Dalam penelitian ini, para peneliti telah mengisolasi antibodi dari darah orang yang sebelumnya sudah terinfeksi virus Zika di berbagai belahan dunia. Antibodi bereaksi terhadap protein “E” yang banyak terdapat pada permukaan virus.
Para peneliti kemudian membiakkannya dengan teknik replikasi antibodi monoklonal. Dalam penelitian dengan kultur sel, mereka mengidentifikasi satu, ZIKV-117, yang terbilang dominan dapat menetralkan dampak infeksi beberapa strain virus Zika. Dari ujicoba menggunakan tikus percobaan, suntikan antibodi pada hewan yang terinfeksi oleh virus Zika berhasil mencegah berkembangnya penyakit dan kematian. Antibodi ini juga terindikasi dapat mengurangi risiko penularan Zika dari ibu ke janin.

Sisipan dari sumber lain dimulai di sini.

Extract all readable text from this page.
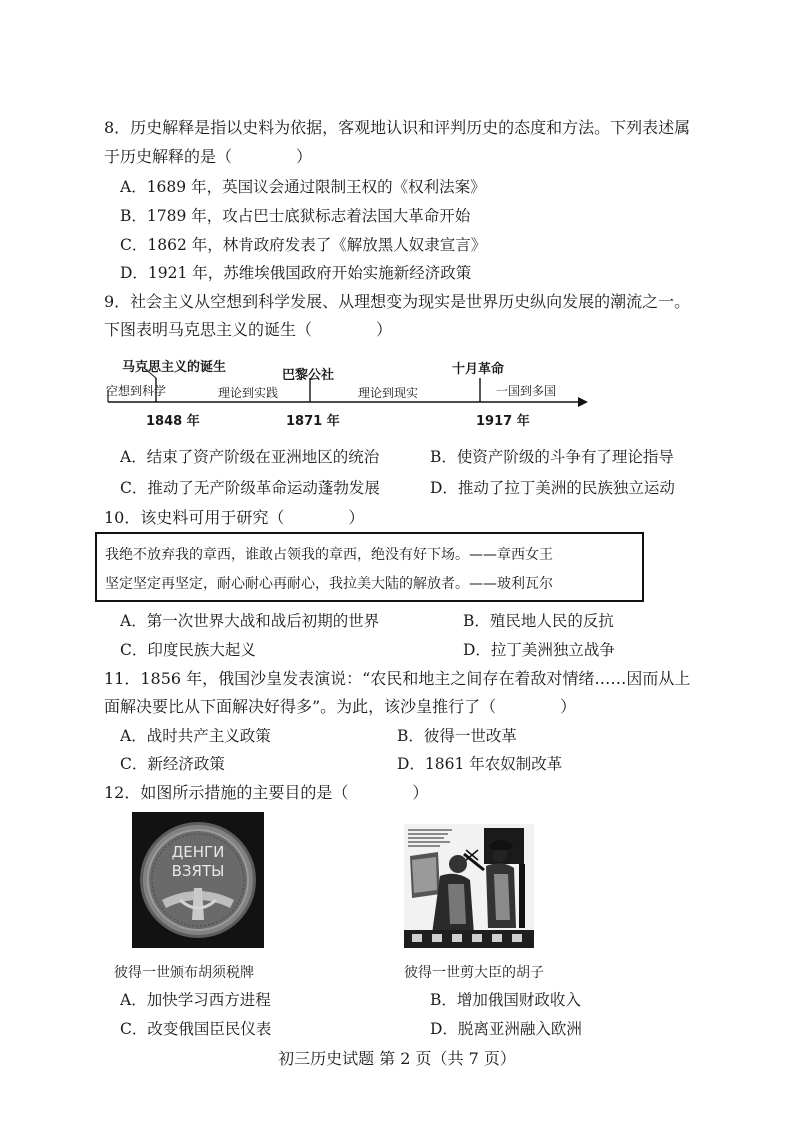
8．历史解释是指以史料为依据，客观地认识和评判历史的态度和方法。下列表述属
于历史解释的是（　　　　）
A．1689 年，英国议会通过限制王权的《权利法案》
B．1789 年，攻占巴士底狱标志着法国大革命开始
C．1862 年，林肯政府发表了《解放黑人奴隶宣言》
D．1921 年，苏维埃俄国政府开始实施新经济政策
9．社会主义从空想到科学发展、从理想变为现实是世界历史纵向发展的潮流之一。
下图表明马克思主义的诞生（　　　　）
马克思主义的诞生
巴黎公社	十月革命
空想到科学	理论到实践	理论到现实	一国到多国
1848 年	1871 年	1917 年
A．结束了资产阶级在亚洲地区的统治	B．使资产阶级的斗争有了理论指导
C．推动了无产阶级革命运动蓬勃发展	D．推动了拉丁美洲的民族独立运动
10．该史料可用于研究（　　　　）
我绝不放弃我的章西，谁敢占领我的章西，绝没有好下场。——章西女王
坚定坚定再坚定，耐心耐心再耐心，我拉美大陆的解放者。——玻利瓦尔
A．第一次世界大战和战后初期的世界	B．殖民地人民的反抗
C．印度民族大起义	D．拉丁美洲独立战争
11．1856 年，俄国沙皇发表演说：“农民和地主之间存在着敌对情绪……因而从上
面解决要比从下面解决好得多”。为此，该沙皇推行了（　　　　）
A．战时共产主义政策	B．彼得一世改革
C．新经济政策	D．1861 年农奴制改革
12．如图所示措施的主要目的是（　　　　）
ДЕНГИ
ВЗЯТЫ
彼得一世颁布胡须税牌	彼得一世剪大臣的胡子
A．加快学习西方进程	B．增加俄国财政收入
C．改变俄国臣民仪表	D．脱离亚洲融入欧洲
初三历史试题 第 2 页（共 7 页）
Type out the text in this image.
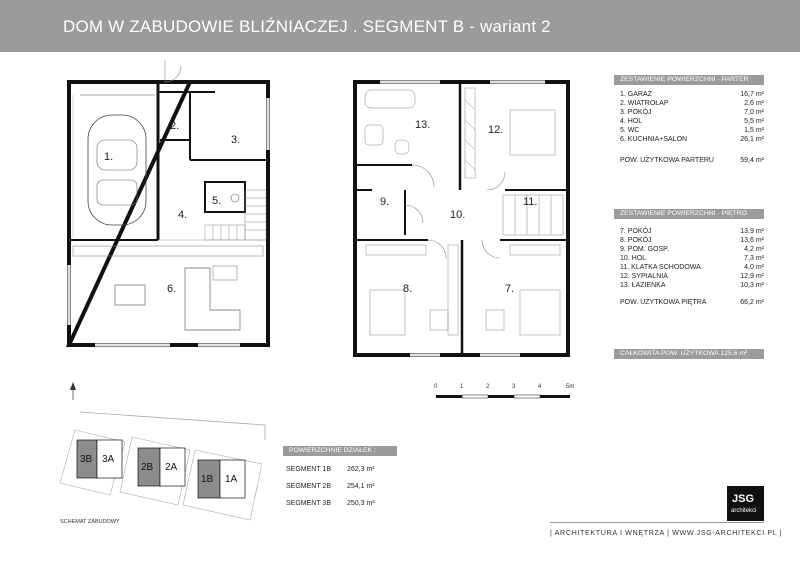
DOM W ZABUDOWIE BLIŹNIACZEJ . SEGMENT B - wariant 2
1.
2.
3.
4.
5.
6.	7.
8.
9.
10.
11.
12.
13.
3B 3A
2B 2A
1B 1A
ZESTAWIENIE POWIERZCHNI - PARTER
1. GARAŻ	16,7 m²
2. WIATROŁAP	2,6 m²
3. POKÓJ	7,0 m²
4. HOL	5,5 m²
5. WC	1,5 m²
6. KUCHNIA+SALON	26,1 m²
POW. UŻYTKOWA PARTERU	59,4 m²
ZESTAWIENIE POWIERZCHNI - PIĘTRO
7. POKÓJ	13,9 m²
8. POKÓJ	13,6 m²
9. POM. GOSP.	4,2 m²
10. HOL	7,3 m²
11. KLATKA SCHODOWA	4,0 m²
12. SYPIALNIA	12,9 m²
13. ŁAZIENKA	10,3 m²
POW. UŻYTKOWA PIĘTRA	66,2 m²
CAŁKOWITA POW. UŻYTKOWA 125,6 m²
0	1	2	3	4	5m
POWIERZCHNIE DZIAŁEK :
SEGMENT 1B 262,3 m²
SEGMENT 2B 254,1 m²
SEGMENT 3B 250,3 m²
SCHEMAT ZABUDOWY
JSG
architekci
| ARCHITEKTURA I WNĘTRZA | WWW.JSG-ARCHITEKCI.PL |
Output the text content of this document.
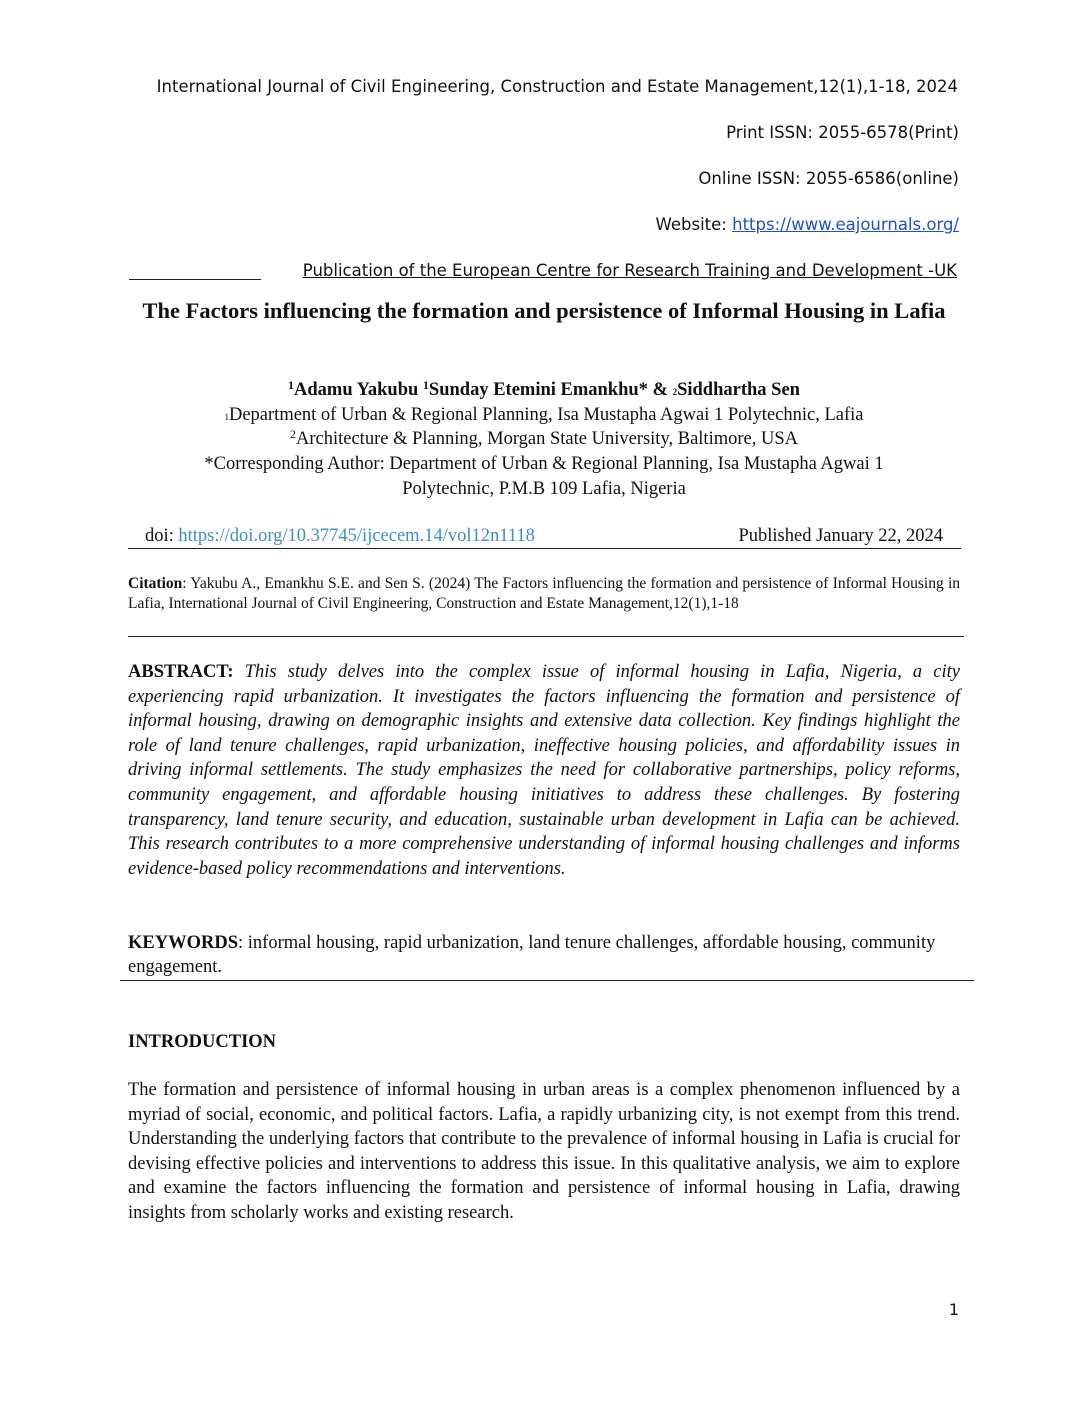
International Journal of Civil Engineering, Construction and Estate Management,12(1),1-18, 2024
Print ISSN: 2055-6578(Print)
Online ISSN: 2055-6586(online)
Website: https://www.eajournals.org/
Publication of the European Centre for Research Training and Development -UK
The Factors influencing the formation and persistence of Informal Housing in Lafia
$^1$Adamu Yakubu $^1$Sunday Etemini Emankhu* & 2Siddhartha Sen
1Department of Urban & Regional Planning, Isa Mustapha Agwai 1 Polytechnic, Lafia
$^2$Architecture & Planning, Morgan State University, Baltimore, USA
*Corresponding Author: Department of Urban & Regional Planning, Isa Mustapha Agwai 1
Polytechnic, P.M.B 109 Lafia, Nigeria
doi: https://doi.org/10.37745/ijcecem.14/vol12n1118	Published January 22, 2024

Citation: Yakubu A., Emankhu S.E. and Sen S. (2024) The Factors influencing the formation and persistence of Informal Housing in Lafia, International Journal of Civil Engineering, Construction and Estate Management,12(1),1-18

ABSTRACT: This study delves into the complex issue of informal housing in Lafia, Nigeria, a city experiencing rapid urbanization. It investigates the factors influencing the formation and persistence of informal housing, drawing on demographic insights and extensive data collection. Key findings highlight the role of land tenure challenges, rapid urbanization, ineffective housing policies, and affordability issues in driving informal settlements. The study emphasizes the need for collaborative partnerships, policy reforms, community engagement, and affordable housing initiatives to address these challenges. By fostering transparency, land tenure security, and education, sustainable urban development in Lafia can be achieved. This research contributes to a more comprehensive understanding of informal housing challenges and informs evidence-based policy recommendations and interventions.

KEYWORDS: informal housing, rapid urbanization, land tenure challenges, affordable housing, community engagement.

INTRODUCTION

The formation and persistence of informal housing in urban areas is a complex phenomenon influenced by a myriad of social, economic, and political factors. Lafia, a rapidly urbanizing city, is not exempt from this trend. Understanding the underlying factors that contribute to the prevalence of informal housing in Lafia is crucial for devising effective policies and interventions to address this issue. In this qualitative analysis, we aim to explore and examine the factors influencing the formation and persistence of informal housing in Lafia, drawing insights from scholarly works and existing research.

1
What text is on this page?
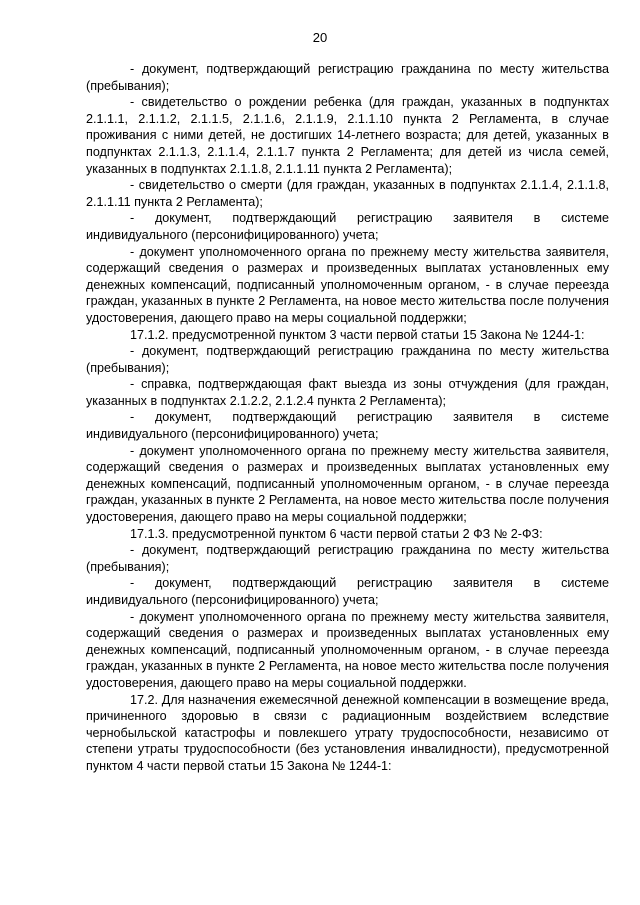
20

- документ, подтверждающий регистрацию гражданина по месту жительства (пребывания);

- свидетельство о рождении ребенка (для граждан, указанных в подпунктах 2.1.1.1, 2.1.1.2, 2.1.1.5, 2.1.1.6, 2.1.1.9, 2.1.1.10 пункта 2 Регламента, в случае проживания с ними детей, не достигших 14-летнего возраста; для детей, указанных в подпунктах 2.1.1.3, 2.1.1.4, 2.1.1.7 пункта 2 Регламента; для детей из числа семей, указанных в подпунктах 2.1.1.8, 2.1.1.11 пункта 2 Регламента);

- свидетельство о смерти (для граждан, указанных в подпунктах 2.1.1.4, 2.1.1.8, 2.1.1.11 пункта 2 Регламента);

- документ, подтверждающий регистрацию заявителя в системе индивидуального (персонифицированного) учета;

- документ уполномоченного органа по прежнему месту жительства заявителя, содержащий сведения о размерах и произведенных выплатах установленных ему денежных компенсаций, подписанный уполномоченным органом, - в случае переезда граждан, указанных в пункте 2 Регламента, на новое место жительства после получения удостоверения, дающего право на меры социальной поддержки;

17.1.2. предусмотренной пунктом 3 части первой статьи 15 Закона № 1244-1:

- документ, подтверждающий регистрацию гражданина по месту жительства (пребывания);

- справка, подтверждающая факт выезда из зоны отчуждения (для граждан, указанных в подпунктах 2.1.2.2, 2.1.2.4 пункта 2 Регламента);

- документ, подтверждающий регистрацию заявителя в системе индивидуального (персонифицированного) учета;

- документ уполномоченного органа по прежнему месту жительства заявителя, содержащий сведения о размерах и произведенных выплатах установленных ему денежных компенсаций, подписанный уполномоченным органом, - в случае переезда граждан, указанных в пункте 2 Регламента, на новое место жительства после получения удостоверения, дающего право на меры социальной поддержки;

17.1.3. предусмотренной пунктом 6 части первой статьи 2 ФЗ № 2-ФЗ:

- документ, подтверждающий регистрацию гражданина по месту жительства (пребывания);

- документ, подтверждающий регистрацию заявителя в системе индивидуального (персонифицированного) учета;

- документ уполномоченного органа по прежнему месту жительства заявителя, содержащий сведения о размерах и произведенных выплатах установленных ему денежных компенсаций, подписанный уполномоченным органом, - в случае переезда граждан, указанных в пункте 2 Регламента, на новое место жительства после получения удостоверения, дающего право на меры социальной поддержки.

17.2. Для назначения ежемесячной денежной компенсации в возмещение вреда, причиненного здоровью в связи с радиационным воздействием вследствие чернобыльской катастрофы и повлекшего утрату трудоспособности, независимо от степени утраты трудоспособности (без установления инвалидности), предусмотренной пунктом 4 части первой статьи 15 Закона № 1244-1:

Mendapat dukungan dana dari National Institutes of Health (NIH), riset pengembangan antibodi monoklonal Crowe dan Diamond juga banyak dibantu oleh Gopal Sapparapu (asisten profesor Pediatrics di Lab Crowe), Estefania Fernandez seorang mahasiswa pascasarjana di Laboratorium Diamond), serta Nurgun Kose (peneliti senior bidang antibodi di Laboratorium Crowe).
Wabah Asia
Memasuki September 2016, virus zika mewabah di kawasan Asia Tenggara. Mula-mula muncul di Singapura, kemudian merambat ke negara tetangganya. Mulai Thailand, Filipina, Indonesia, Malaysia, dan Vietnam. ASEAN mendekati darurat zika.
Dalam satu bulan terakhir virus ini telah meinfeksi 333 warga di Singapura, 41 di antaranya melalui transmisi lokal. Pemerintah Singapura mulai khawatir dan menyerukan kerjasama regional ASEAN untuk menanganinya secara bersama.
Wabah zika kemudian bergerak ke Thailand. Sedikitnya 100 kasus dilaporkan otoritas kesehatan di Bangkok. Kasus serupa telah menimpa sejumlah warga di Filipina, Indonesia, Vietnam, dan Malaysia. Menteri Kesehatan Malaysia, S Subramaniam, mengkonfirmasi kasus zika pertama menyerang wanita hamil di Johor.
Di Indonesia, virus zika muncul pertama 1977 di Klaten, Jawa Tengah. Temuan berdasarkan observasi kasus 1977-1978. Kasus berikutnya ditemukan peneliti Lembaga Biologi Molekuler Eijkman 2014/2015 di Jambi. Yang terbaru, menurut Direktur Surveilans dan Karantina Kesehatan Dirjen Pencegahan dan Pengendalian Penyakit Kementerian Kesehatan RI, Jane Soepardi, kasus jika menimpa warga Batam, Riau.
Potensi Wabah
Menurut kajiam tim London School of Hygiene and Tropical Medicine, Oxford University dan University of Toronto, Kanada, sekitar dua juta orang Asia dan Afrika terancam infeksi zika. Kepada The Lancet Infectious Diseases, mereka menyebut warga di India, Indonesia, dan Nigeria paling rentan tertular. ‘’Sebagian besar penduduk tiga negara ini tinggal di lingkungan yang sulit untuk melakukan deteksi, pencegahan dan merespon virus,’’ tulisnya.
Menurut WHO, hingga kini, zika telah menyebar ke sedikitnya 72 negara. Dari jumlah itu, 55 negara –antara lain Brazil, AS, dan Singapura– termasuk katagori rawan wabah; 4 negara (Indonesia, Thailand, Filipina dan Vietnam) temasuk wilayah endemik penularan zika; dan 13 negara (Chili, Kamboja, Laos, Gabon, Malaysia) termasuk kawasan terdampak. ‘’Suhu hangat selama musim panas juga menguntungkan nyamuk hidup lebih lama,’’ kata peneliti Oliver Brady.
Profesor virologi molekular, Jonathan Ball, mengatakan aktivitas perjalanan dan perdagangan akan menyebarkan viza ke seluruh dunia. “Ini adalah virus yang menyebar selama bertahun-tahun di Afrika, Asia dan lainnya, banyak orang sudah tertular,” tegasnya. Menurut David Heymann, Kepala Komitee Darurat Zika Organisasi Kesehatan Dunia (WHO), penularan virus zika tergolong cepat menyebar.